A mais ambiciosa e longeva política de vacinação obrigatória contra Covid foi feita pela Indonésia, implementada para toda a população, crianças inclusas, pelo ministro da Saúde em 31 de dezembro de 2020. O país, classificado como uma “democracia defeituosa” pela Unidade de Inteligência da revista The Economist, tem a quarta maior população do mundo. Em junho de 2023, o governo deixou de exigir prova de vacinação de estrangeiros que visitassem a Indonésia. Em 1º de janeiro de 2024, informa o jornal local The Jakarta Post, a obrigatoriedade caiu oficialmente. Um porta-voz do Ministério da Saúde informou, também, que o governo passaria a cobrir o custo da vacinação contra Covid somente para idosos, adultos com comorbidades, funcionários da saúde, mulheres grávidas e pessoas imunocomprometidas.

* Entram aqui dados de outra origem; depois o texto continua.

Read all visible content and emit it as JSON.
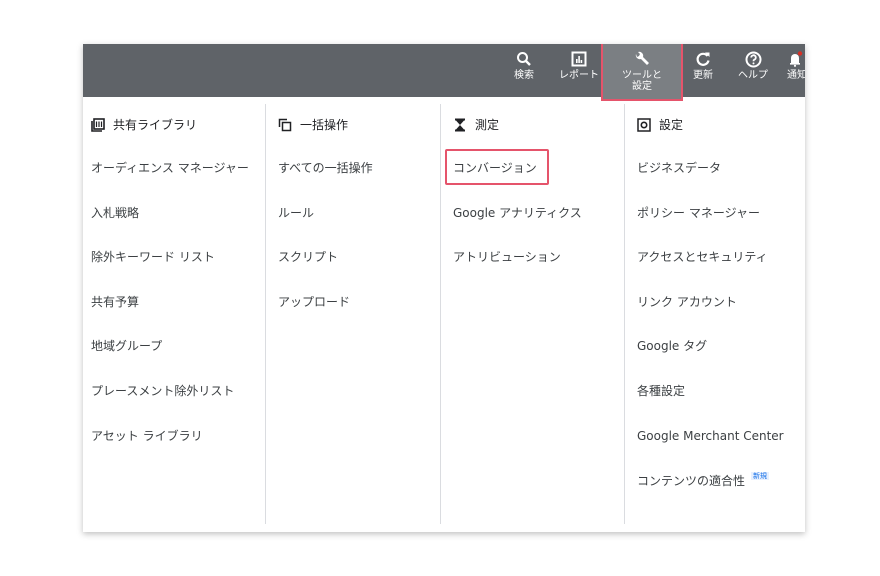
{
  "toolbar": {
    "search_label": "検索",
    "reports_label": "レポート",
    "tools_label": "ツールと\n設定",
    "tools_label_line1": "ツールと",
    "tools_label_line2": "設定",
    "refresh_label": "更新",
    "help_label": "ヘルプ",
    "notifications_label": "通知"
  },
  "columns": [
    {
      "header": "共有ライブラリ",
      "icon": "library-icon",
      "items": [
        "オーディエンス マネージャー",
        "入札戦略",
        "除外キーワード リスト",
        "共有予算",
        "地域グループ",
        "プレースメント除外リスト",
        "アセット ライブラリ"
      ]
    },
    {
      "header": "一括操作",
      "icon": "copy-icon",
      "items": [
        "すべての一括操作",
        "ルール",
        "スクリプト",
        "アップロード"
      ]
    },
    {
      "header": "測定",
      "icon": "hourglass-icon",
      "items": [
        "コンバージョン",
        "Google アナリティクス",
        "アトリビューション"
      ]
    },
    {
      "header": "設定",
      "icon": "settings-box-icon",
      "items": [
        "ビジネスデータ",
        "ポリシー マネージャー",
        "アクセスとセキュリティ",
        "リンク アカウント",
        "Google タグ",
        "各種設定",
        "Google Merchant Center",
        "コンテンツの適合性"
      ],
      "new_badge": "新規"
    }
  ],
  "colors": {
    "topbar": "#5f6368",
    "highlight": "#e5546b"
  }
}
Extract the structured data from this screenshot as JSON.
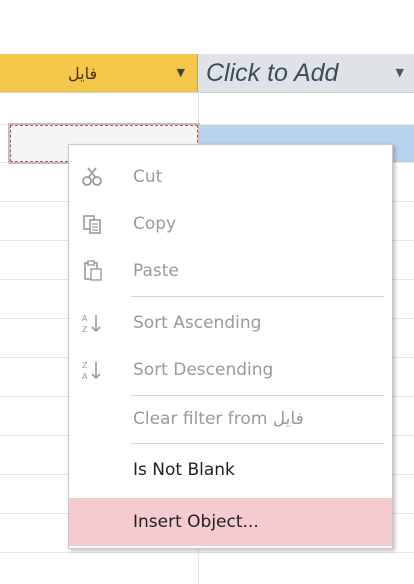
{
  "table": {
    "field_header": "فايل",
    "add_header": "Click to Add"
  },
  "menu": {
    "items": [
      {
        "key": "cut",
        "label": "Cut",
        "enabled": false
      },
      {
        "key": "copy",
        "label": "Copy",
        "enabled": false
      },
      {
        "key": "paste",
        "label": "Paste",
        "enabled": false
      },
      {
        "key": "sort-ascending",
        "label": "Sort Ascending",
        "enabled": false
      },
      {
        "key": "sort-descending",
        "label": "Sort Descending",
        "enabled": false
      },
      {
        "key": "clear-filter",
        "label": "Clear filter from فايل",
        "enabled": false
      },
      {
        "key": "is-not-blank",
        "label": "Is Not Blank",
        "enabled": true
      },
      {
        "key": "insert-object",
        "label": "Insert Object...",
        "enabled": true,
        "highlighted": true
      }
    ]
  },
  "colors": {
    "field_header_bg": "#f3c84a",
    "add_header_bg": "#dfe3e8",
    "selected_row_blue": "#b9d2ef",
    "menu_highlight": "#f5cbcf",
    "disabled_text": "#9a9a9a",
    "enabled_text": "#1f1f1f"
  },
  "icons": {
    "cut": "scissors-icon",
    "copy": "copy-icon",
    "paste": "paste-icon",
    "sort_ascending": "sort-ascending-icon",
    "sort_descending": "sort-descending-icon",
    "dropdown": "chevron-down-icon"
  }
}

Bioeticistas defendem que obrigatoriedade da vacina contra Covid não se sustenta mais
Em uma nota de setembro de 2023, a Associação de Diretores de Programas de Bioética (ABDP, na sigla em inglês), que representa quase 100 programas de bioética em centros médicos e universidades da América do Norte, reverteu uma posição anterior e declarou que “agora apoia decisões de encerrar as obrigatoriedades de vacinas para Covid-19, enquanto continua a recomendar que a maioria das pessoas devem ser vacinadas e tomar o reforço”.
Do mesmo modo, a Organização Mundial da Saúde, em um documento produzido por sua equipe de ética da saúde e governança, declarou em maio de 2022 que “não apoia atualmente a implementação de obrigatoriedades para a vacinação contra Covid-19, tendo defendido que é melhor trabalhar com campanhas informacionais e a acessibilidade das vacinas”.
O Ministério da Saúde declarou em nota à Gazeta do Povo que a cobertura vacinal entrou em queda no Brasil por causa de “lideranças que criticavam e semeavam dúvidas sobre as vacinas” e “fake news”. A instituição reivindica crédito por reverter essa tendência no ano passado ao “sensibilizar a população”, e justifica a obrigatoriedade com a mortalidade maior por Covid-19 em crianças de zero a cinco anos, faixa contemplada pela política, em comparação às outras idades entre os menores. O ministério contabiliza 99 óbitos entre menores de um ano e 31 na faixa etária entre um e quatro anos por Covid, e 142 mortes por Síndrome Inflamatória Multissistêmica Pediátrica, que pode ser engatilhada pela Covid. A nota não comentou o fato de o Brasil estar sozinho na implementação da obrigatoriedade.